The 911 S/T is no daily driver, but if you own one, you’ll probably want to drive it every day.
Tech specs
2024 Porsche 911 S/T
- Base price/as tested: $325,900 / $429,468 (includes $39,043 luxury tax and $18,000 watch), plus HST.
- Engine: four-litre flat-six; 518 horsepower, 343 lb-ft of torque
- Transmission/Drive: Six-speed manual / Rear-wheel drive
- Fuel consumption (litres per 100 kilometres): 18.1 city, 15.7 highway.
- Alternatives: Audi R8, Mercedes-AMG GT Coupe, McLaren 570S, Aston Martin Vantage
Looks
The S/T follows the classic 911 lines and doesn’t clutter them with a wing or raised spoiler at the back. There is a mechanical spoiler, however, that raises at 125 kilometres an hour and lowers at 105. Any Canadian police officer who knows about cars will take that as an instant sign of speeding, but you just have to explain that you raised the spoiler manually with the button on the dash. Of course you did. The small Gurney flap on the edge of the spoiler is apparently effective at lower speeds.
The test car was equipped with the $23,220 “Heritage Design Package,” which allowed for the number on the side (your choice of any two digits) and gold badges and painted wheels and the Shore Blue Metallic paint, among other features. With this car, you might as well do it properly.
Interior
The cabin is driver-focused, of course, and there are no cramped, second-row seats. The test car was a German unit that included the CFRP roll cage, which is not available in North America. It also had gorgeous “classic cognac” leather throughout, from the Heritage package.
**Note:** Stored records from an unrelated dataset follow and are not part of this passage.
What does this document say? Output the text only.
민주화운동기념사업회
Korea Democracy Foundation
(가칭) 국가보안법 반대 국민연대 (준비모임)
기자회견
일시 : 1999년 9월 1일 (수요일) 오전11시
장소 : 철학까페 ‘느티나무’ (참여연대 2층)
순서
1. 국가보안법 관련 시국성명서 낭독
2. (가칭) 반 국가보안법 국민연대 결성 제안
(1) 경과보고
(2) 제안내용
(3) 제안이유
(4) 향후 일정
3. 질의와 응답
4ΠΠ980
Buying an S/T allows you to spend an extra $18,000 on an exclusive titanium-cased watch, of which there will also only be 1,963 examples. Now there’s an idea to give your partner for Christmas.
Performance
The glory of this car is that it’s intended to be as pure and raw and visceral as possible, which means it’s loud and fast and responsive to your every slight touch. That doesn’t mean it’ll swerve off the road if you cough, but its nose will dig in around any corner you steer into (the rack ratio is slightly looser than the GT3, with differently tuned electronic assistance) and the rear will only slip if you really push it, and then in the most predictable way. The ceramic-composite brakes are retuned to provide a more linear bite. This all means there are no surprises at all with the S/T’s drive, even up in the sweet spot above 6,000 rpm.
I didn’t miss the electronic drive modes. Why would anyone ever want to drive this car in anything except full-on Sport?
Technology
There’s a back-up camera and there’s cruise control. Probably more, but I was too busy driving to notice them.
Cargo
The frunk holds 132 litres of stuff, but do you really want to carry anything after the engineers spent so much effort shaving grams from the S/T’s weight?
The verdict
If you’re an enthusiast, the S/T is undoubtedly the finest road-going 911 you can buy. That doesn’t mean it’s the best one. The much-less-costly GT3 will give you 95 per cent of the naturally aspirated experience, while any of the other 911s will be more comfortable and perhaps even faster. The rare S/T, however, will surely hold its value far longer, and will pay back your investment every time you rev that engine.
The writer was a guest of the automaker. Content was not subject to approval.